- Directed by: Robert Fuest
- Written by: John Melson; Jean Ardy;
- Based on: Aphrodite: mœurs antiques (1896 novel) by Pierre Louÿs
- Produced by: Adolphe Viezzi
- Starring: Horst Buchholz Valérie Kaprisky Delia Boccardo Capucine
- Cinematography: Bernard Daillencourt
- Edited by: Noëlle Balenci
- Music by: Jean-Pierre Stora;
- Production company: Les Films de la Tour; Carlton Film Export; Almira Films; ;
- Distributed by: Prodis
- Release date: 7 July 1982;
- Running time: 96 minutes
- Countries: France Switzerland West Germany
- Language: French

= Aphrodite (film) =

1982 film by Robert Fuest

Aphrodite is a 1982 erotic drama film directed by Robert Fuest, loosely based on the 1896 novel Aphrodite: mœurs antiques by Belgian author Pierre Louÿs.

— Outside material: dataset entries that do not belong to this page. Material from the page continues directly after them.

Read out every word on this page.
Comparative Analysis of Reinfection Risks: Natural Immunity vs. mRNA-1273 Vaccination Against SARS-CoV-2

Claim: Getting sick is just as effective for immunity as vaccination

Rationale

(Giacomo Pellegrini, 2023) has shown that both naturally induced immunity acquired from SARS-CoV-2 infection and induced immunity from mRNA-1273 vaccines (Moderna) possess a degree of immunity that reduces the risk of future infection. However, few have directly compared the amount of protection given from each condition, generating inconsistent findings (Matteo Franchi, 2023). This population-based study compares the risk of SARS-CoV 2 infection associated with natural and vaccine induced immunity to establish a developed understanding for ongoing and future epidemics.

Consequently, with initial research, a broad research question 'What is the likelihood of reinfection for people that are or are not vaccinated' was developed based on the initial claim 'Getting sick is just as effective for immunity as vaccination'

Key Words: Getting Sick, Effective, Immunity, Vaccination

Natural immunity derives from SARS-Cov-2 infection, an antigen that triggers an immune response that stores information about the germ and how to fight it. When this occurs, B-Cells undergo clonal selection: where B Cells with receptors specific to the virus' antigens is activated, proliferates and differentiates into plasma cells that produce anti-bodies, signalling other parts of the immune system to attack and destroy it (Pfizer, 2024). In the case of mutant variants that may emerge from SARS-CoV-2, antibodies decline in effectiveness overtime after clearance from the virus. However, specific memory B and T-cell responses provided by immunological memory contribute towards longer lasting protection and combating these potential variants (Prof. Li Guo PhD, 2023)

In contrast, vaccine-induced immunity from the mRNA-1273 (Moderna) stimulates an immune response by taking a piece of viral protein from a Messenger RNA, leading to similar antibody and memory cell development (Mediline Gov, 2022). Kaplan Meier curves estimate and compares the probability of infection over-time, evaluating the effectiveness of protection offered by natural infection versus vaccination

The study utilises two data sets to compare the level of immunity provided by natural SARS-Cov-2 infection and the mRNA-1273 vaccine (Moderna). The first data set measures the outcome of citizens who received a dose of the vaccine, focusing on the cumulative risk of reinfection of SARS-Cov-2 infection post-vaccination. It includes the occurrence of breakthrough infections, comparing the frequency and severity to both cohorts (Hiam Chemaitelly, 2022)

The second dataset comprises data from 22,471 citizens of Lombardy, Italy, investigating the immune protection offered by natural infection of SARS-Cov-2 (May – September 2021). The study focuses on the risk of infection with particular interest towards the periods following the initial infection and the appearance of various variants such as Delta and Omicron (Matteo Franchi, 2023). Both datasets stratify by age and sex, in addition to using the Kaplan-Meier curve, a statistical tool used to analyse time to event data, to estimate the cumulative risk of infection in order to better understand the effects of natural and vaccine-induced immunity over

It stars Horst Buchholz, Valérie Kaprisky, Delia Boccardo and Capucine. The story follows a group of visitors who come to an island where they are involved in different sexual liaisons.

The film was a French-Swiss-West German co-production. Filming took place in Hauts-de-Seine in France. It was the final theatrical film by Robert Fuest.

== Release ==
Aphrodite was released in France on 7 July 1982. The film was released in France on VHS in 1985.